KWPU
- Oskaloosa, Iowa; United States;
- Frequency: 90.5 (MHz)
- Branding: The Ladder

Programming
- Format: Variety

Ownership
- Owner: William Penn University

History
- Former call signs: KIGC (1976–2019)
- Former frequencies: 88.7 MHz (1976–2017) 88.5 (2017–2018)
- Call sign meaning: William Penn University

Technical information
- Licensing authority: FCC
- Facility ID: 72710
- Class: A
- ERP: 1000 watts
- HAAT: 35 m (115 ft)
- Transmitter coordinates: 41°18′37″N 92°38′49″W﻿ / ﻿41.31028°N 92.64694°W

Links
- Public license information: Public file; LMS;

= KWPU =

KWPU (90.5 FM) is a non-commercial radio station that serves the William Penn University campus and the Oskaloosa, Iowa area. The station broadcasts a variety format. KWPU is owned by William Penn University.

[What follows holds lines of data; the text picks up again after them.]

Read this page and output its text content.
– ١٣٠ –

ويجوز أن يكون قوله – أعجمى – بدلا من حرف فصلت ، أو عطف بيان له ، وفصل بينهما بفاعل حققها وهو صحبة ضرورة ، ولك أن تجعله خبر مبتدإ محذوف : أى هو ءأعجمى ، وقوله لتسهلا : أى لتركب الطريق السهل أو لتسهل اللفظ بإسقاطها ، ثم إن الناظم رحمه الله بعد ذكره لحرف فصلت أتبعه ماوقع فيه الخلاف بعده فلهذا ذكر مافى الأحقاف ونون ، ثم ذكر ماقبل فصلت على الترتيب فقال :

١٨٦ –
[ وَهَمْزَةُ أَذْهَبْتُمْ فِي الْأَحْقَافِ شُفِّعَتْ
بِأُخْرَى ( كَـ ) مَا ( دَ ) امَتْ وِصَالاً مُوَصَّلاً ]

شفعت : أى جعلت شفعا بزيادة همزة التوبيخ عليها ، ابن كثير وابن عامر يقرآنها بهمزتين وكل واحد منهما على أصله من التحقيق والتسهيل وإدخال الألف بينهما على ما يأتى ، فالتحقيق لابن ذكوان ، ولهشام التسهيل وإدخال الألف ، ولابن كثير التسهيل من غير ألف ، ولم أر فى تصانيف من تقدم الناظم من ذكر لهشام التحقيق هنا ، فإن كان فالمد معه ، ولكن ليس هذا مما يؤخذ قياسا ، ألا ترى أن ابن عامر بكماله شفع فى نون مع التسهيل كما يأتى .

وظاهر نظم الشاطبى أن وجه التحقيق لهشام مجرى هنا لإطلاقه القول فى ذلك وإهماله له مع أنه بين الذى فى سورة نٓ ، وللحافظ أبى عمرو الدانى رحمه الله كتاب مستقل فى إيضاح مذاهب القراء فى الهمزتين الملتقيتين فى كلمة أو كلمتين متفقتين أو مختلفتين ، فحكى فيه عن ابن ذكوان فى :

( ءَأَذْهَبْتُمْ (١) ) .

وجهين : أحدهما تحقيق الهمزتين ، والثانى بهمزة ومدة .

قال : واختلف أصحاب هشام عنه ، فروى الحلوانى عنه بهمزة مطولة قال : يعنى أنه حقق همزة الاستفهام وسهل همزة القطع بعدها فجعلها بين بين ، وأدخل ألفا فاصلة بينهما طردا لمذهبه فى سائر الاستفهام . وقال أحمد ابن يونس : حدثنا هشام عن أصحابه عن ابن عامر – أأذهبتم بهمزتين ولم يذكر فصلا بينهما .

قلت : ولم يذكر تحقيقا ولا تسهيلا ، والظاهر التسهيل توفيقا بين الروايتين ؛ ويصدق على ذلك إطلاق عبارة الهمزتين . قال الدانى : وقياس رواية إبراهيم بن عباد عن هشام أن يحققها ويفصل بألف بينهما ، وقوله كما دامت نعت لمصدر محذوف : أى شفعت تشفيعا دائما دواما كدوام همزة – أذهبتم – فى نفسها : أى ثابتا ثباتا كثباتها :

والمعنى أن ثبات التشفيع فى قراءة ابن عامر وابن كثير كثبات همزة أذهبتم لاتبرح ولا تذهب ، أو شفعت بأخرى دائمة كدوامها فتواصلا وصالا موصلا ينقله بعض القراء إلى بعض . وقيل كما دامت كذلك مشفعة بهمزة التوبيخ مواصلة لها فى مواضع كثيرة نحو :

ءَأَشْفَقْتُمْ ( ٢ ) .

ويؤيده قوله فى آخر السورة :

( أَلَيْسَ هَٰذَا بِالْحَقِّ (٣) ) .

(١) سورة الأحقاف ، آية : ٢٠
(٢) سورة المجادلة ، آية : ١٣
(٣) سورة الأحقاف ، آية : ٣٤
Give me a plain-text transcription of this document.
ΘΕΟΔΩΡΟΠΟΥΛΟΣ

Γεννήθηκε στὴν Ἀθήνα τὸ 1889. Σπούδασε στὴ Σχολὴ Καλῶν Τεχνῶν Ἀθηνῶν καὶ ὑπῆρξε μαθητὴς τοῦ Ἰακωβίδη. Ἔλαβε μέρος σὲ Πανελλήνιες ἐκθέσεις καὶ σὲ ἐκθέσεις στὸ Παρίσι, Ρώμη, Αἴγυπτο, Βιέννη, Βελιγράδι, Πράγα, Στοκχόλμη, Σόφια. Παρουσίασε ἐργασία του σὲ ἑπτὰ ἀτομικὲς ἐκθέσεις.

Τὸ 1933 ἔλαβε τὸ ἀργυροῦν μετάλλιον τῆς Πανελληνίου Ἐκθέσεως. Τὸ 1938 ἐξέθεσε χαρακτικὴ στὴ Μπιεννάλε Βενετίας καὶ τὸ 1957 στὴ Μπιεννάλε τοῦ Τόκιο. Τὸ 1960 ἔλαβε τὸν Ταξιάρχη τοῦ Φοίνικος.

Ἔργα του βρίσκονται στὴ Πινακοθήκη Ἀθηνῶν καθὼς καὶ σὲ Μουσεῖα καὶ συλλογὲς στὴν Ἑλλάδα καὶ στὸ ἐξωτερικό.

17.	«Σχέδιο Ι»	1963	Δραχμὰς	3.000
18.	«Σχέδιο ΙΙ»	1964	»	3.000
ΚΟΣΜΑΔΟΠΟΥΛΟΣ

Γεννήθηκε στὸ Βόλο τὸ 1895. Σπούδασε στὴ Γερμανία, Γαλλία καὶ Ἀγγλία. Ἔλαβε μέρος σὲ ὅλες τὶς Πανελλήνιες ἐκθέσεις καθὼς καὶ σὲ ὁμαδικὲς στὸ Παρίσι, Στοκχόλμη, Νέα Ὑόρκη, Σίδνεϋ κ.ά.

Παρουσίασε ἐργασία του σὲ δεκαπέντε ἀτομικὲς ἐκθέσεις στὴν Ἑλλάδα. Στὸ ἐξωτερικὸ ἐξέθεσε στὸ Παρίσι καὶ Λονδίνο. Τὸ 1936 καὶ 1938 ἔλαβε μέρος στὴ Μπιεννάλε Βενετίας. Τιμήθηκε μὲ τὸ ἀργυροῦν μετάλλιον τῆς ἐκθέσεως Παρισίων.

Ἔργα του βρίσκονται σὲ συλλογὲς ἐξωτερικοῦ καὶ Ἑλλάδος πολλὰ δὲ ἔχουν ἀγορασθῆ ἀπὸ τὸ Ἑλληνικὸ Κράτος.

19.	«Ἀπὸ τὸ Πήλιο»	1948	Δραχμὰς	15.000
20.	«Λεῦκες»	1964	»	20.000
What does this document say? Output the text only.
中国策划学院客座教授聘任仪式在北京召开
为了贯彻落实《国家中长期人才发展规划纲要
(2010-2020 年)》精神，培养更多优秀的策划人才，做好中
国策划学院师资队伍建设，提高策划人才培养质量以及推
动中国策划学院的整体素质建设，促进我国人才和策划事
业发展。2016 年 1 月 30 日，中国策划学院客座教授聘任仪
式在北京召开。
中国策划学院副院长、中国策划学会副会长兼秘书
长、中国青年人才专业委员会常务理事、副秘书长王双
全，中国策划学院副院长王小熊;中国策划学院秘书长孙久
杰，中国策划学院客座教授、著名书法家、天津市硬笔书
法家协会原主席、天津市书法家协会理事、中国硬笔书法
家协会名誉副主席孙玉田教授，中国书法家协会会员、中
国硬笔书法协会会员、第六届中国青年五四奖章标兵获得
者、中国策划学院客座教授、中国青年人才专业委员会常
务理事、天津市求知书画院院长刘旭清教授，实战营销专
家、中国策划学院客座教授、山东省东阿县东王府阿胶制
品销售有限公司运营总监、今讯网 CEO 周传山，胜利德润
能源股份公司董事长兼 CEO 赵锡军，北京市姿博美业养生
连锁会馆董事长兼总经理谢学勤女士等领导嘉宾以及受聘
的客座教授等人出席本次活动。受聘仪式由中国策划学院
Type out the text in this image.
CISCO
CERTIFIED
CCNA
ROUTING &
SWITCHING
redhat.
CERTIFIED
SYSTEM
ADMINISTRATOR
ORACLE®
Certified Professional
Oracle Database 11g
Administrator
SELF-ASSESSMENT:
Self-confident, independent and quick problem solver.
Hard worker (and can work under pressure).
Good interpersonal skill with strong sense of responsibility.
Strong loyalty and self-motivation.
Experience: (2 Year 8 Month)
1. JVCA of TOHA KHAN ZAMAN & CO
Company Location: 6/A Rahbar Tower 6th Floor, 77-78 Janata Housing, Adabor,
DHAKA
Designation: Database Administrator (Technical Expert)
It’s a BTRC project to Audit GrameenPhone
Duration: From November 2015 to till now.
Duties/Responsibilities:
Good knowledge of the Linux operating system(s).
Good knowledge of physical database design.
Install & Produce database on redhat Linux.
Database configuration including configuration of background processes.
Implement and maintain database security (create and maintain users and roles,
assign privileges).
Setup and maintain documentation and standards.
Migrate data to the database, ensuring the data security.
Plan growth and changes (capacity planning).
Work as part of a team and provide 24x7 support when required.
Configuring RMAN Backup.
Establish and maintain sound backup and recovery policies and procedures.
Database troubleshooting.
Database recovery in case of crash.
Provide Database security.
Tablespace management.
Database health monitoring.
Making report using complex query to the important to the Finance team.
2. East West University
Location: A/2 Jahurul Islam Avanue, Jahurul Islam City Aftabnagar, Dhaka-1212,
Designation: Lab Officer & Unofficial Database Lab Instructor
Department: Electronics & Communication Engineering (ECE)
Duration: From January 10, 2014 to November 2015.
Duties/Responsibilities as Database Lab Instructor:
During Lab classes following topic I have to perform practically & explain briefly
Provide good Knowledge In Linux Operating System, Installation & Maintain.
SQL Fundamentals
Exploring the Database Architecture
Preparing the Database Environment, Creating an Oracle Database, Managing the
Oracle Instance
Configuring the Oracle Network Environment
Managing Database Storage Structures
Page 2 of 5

The station told the FCC in a notification of suspension of operations that it went silent on March 5, 2018, when its tower was blown over in a wind storm.

The transmitter and broadcast antenna are located on the campus of William Penn College. According to the FCC database, the antenna is mounted 27 m above ground level. The calculated Height Above Average Terrain is 35 m.